嫌だ、狙われているの。どこ、どこにいるの。一気に脈拍が上がっていく。
「ふふふ、冗談だよ。冗談。梨花さんを狙うストーカーなんていないさ。そんな物好きは颯さんくらいなもんさ」
「ちょっと、小百合さん。物好きってなんですか。それに颯さんをストーカーみたいに言わないでください」
「おお、怖い。梨花さんを怒らせたら、鬼も逃げ出すね」
「もう、小百合さんたら」
梨花はムッとした顔をして、手をあげた。
「ごめんよ。そんなに怒らないでおくれよ。冗談だよ。わたしはつい余計なことばかり言っちまうね。いけないね」
「あっ、私も冗談です。ごめんなさい。怒ってなんていません。小百合さんはそうじゃないと」
「おやおや、こりゃ梨花さんに一本取られたね」
小百合の笑みにつられて、自分も口角をあげる。なんだか、不思議。小百合は幽霊なのに、ホッとしている。
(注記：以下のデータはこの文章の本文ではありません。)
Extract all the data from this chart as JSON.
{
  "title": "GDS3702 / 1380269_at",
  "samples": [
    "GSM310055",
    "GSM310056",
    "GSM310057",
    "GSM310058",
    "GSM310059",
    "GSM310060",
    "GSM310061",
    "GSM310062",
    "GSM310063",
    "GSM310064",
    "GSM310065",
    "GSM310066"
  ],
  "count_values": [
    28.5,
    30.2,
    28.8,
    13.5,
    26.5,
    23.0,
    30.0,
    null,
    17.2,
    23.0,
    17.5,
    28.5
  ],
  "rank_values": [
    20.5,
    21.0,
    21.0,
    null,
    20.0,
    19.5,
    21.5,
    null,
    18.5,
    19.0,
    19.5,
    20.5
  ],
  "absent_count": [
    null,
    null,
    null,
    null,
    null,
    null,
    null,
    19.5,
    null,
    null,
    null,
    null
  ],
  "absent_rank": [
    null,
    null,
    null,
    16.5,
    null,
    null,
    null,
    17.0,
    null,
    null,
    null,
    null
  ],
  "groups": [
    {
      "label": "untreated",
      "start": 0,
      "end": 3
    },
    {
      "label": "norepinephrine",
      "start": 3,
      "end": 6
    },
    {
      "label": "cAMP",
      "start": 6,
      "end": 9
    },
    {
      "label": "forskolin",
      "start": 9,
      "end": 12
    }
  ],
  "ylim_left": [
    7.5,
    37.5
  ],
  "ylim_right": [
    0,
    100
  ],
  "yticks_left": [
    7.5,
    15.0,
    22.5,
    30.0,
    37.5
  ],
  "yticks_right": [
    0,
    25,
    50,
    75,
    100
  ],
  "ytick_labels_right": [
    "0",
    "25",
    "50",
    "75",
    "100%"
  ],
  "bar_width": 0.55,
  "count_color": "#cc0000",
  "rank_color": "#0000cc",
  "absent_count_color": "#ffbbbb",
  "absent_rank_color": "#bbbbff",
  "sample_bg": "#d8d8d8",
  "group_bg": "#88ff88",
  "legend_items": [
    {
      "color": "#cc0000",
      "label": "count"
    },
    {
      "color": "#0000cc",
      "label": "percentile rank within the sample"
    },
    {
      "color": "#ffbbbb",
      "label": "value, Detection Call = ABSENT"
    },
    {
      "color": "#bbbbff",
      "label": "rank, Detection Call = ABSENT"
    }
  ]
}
「小百合さん、ありがとうね。今日は話せてよかったです」
「なんだい。これでさよならみたいに。まあ、そろそろわたしもあっちの世界に行かなきゃいけないだろうけどね」
「えっ、帰っちゃうんですか。なんだか寂しいです」
「そう言ってくれると嬉しいよ。ありがとうよ。本当に、梨花さんに会えてよかったよ」
「私も、小百合さんに会えてよかったです」
「そうかい。じゃ、そろそろお墓に戻るとしようかね。あそこが梨花さんのアパートだろう」
あっ、本当だ。小百合と話していたおかげであっという間に着いてしまった。やっぱり誰かいるっていいな。
「梨花さんには颯さんがいるだろう」
「小百合さん」
あれ、行っちゃったのか。
んっ、そういえばなんで小百合と会話できたのだろう。霊感が強くなったとか。いきなりそんなことありえない。
もしかして、小百合は取り憑いたままだったのか。心持ち身体が軽くなったのはそのせいだろうか。体重が減っていたらいいのに。
「ニャニャッ」
えっ、ツバキ。
なんでこんなところに。
「もしかして、心配して来てくれたの。ツバキ、ありがとうね」
ツバキを撫でてあげると、頭を手に押しつけてくるように擦りつけてきた。そういえば、自分も彩芽や楓と同じく救われた一人だった。
もしも、花屋『たんぽぽ』を知らずに一人っきりで仕事を探していたら、どうなっていただろう。
働く先はみつけられたとしても、友達もできずひとりで過ごしていたかもしれない。部屋も片付けることもなく、汚部屋のままだったかも。食事もきちんと取れていなかったかも。
今の生活があるのも、ツバキのおかげだ。